Now, if the 12 apostles are the 12 sons of Jacob, who would Jesus be? Who was the leader of the 12 sons of Jacob? Well, that makes him symbolic of Jacob, the father of the 12.

And Jacob’s other name is Israel. By selecting 12 male apostles, Jesus was (among many other things) symbolically staking a claim to being Israel — in symbol and also in prophetic fulfillment.

I have written a post, which won’t show up for a while, on the interpretation of Isaiah’s Servant’s Song, and when you read it, this will make better sense. The symbolism matters at several levels.

For example, we are baptized into Jesus, and so we become a part of the true Israel. Jesus is the true Israel and so those who are within him are a part of the true Israel.

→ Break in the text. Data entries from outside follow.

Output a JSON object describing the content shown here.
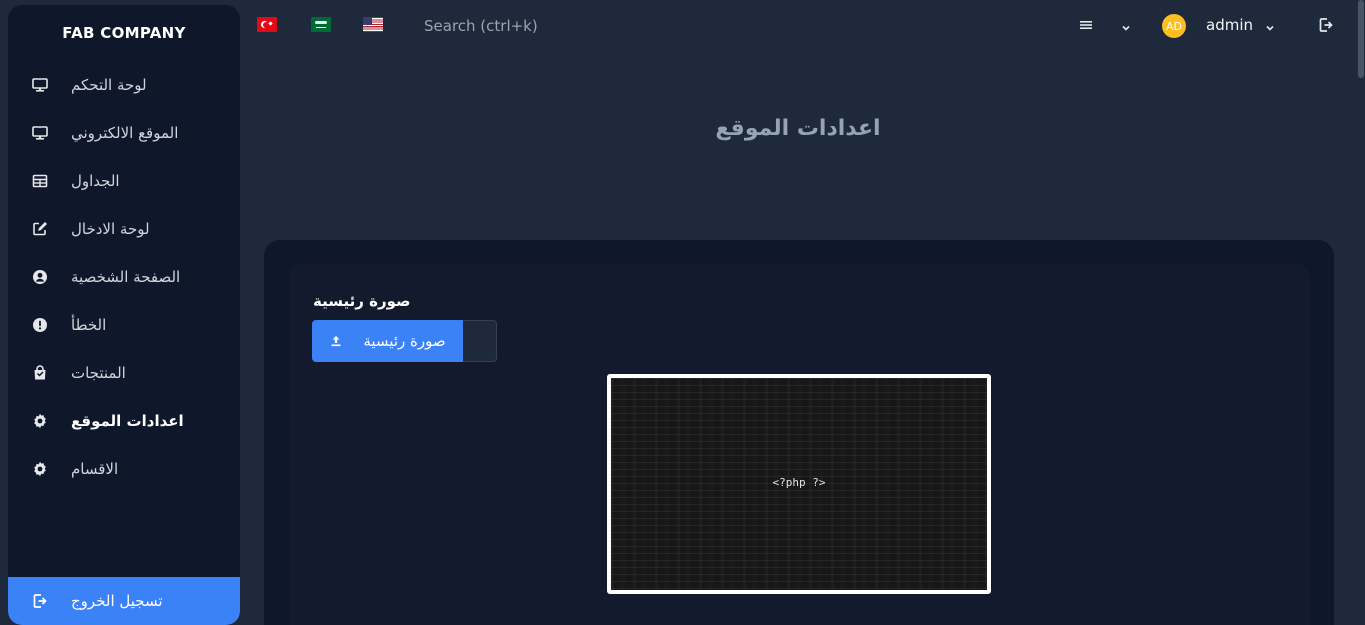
{
  "brand": "FAB COMPANY",
  "sidebar": {
    "items": [
      {
        "label": "لوحة التحكم",
        "icon": "monitor-icon"
      },
      {
        "label": "الموقع الالكتروني",
        "icon": "monitor-icon"
      },
      {
        "label": "الجداول",
        "icon": "table-icon"
      },
      {
        "label": "لوحة الادخال",
        "icon": "edit-icon"
      },
      {
        "label": "الصفحة الشخصية",
        "icon": "user-circle-icon"
      },
      {
        "label": "الخطأ",
        "icon": "alert-icon"
      },
      {
        "label": "المنتجات",
        "icon": "shopping-bag-icon"
      },
      {
        "label": "اعدادات الموقع",
        "icon": "gear-icon",
        "active": true
      },
      {
        "label": "الاقسام",
        "icon": "gear-icon"
      }
    ],
    "logout": "تسجيل الخروج"
  },
  "topbar": {
    "languages": [
      "tr-flag",
      "sa-flag",
      "us-flag"
    ],
    "search_placeholder": "Search (ctrl+k)",
    "avatar_initials": "AD",
    "username": "admin"
  },
  "main": {
    "page_title": "اعدادات الموقع",
    "field_label": "صورة رئيسية",
    "upload_label": "صورة رئيسية",
    "preview_text": "<?php ?>"
  },
  "colors": {
    "accent": "#3b82f6",
    "sidebar_bg": "#0f172a",
    "page_bg": "#1e293b",
    "avatar": "#fbbf24"
  }
}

This understanding gives us a different understanding of the prophesies and the crucifixion. But that’s all for a later post.

For now, the reason the apostles were all male is that the 12 sons of Jacob were male — and that Jesus had to become Israel, to pay the price for Israel’s sins, to demonstrate the life Israel was and is supposed to lead, and to bring the nations into Israel.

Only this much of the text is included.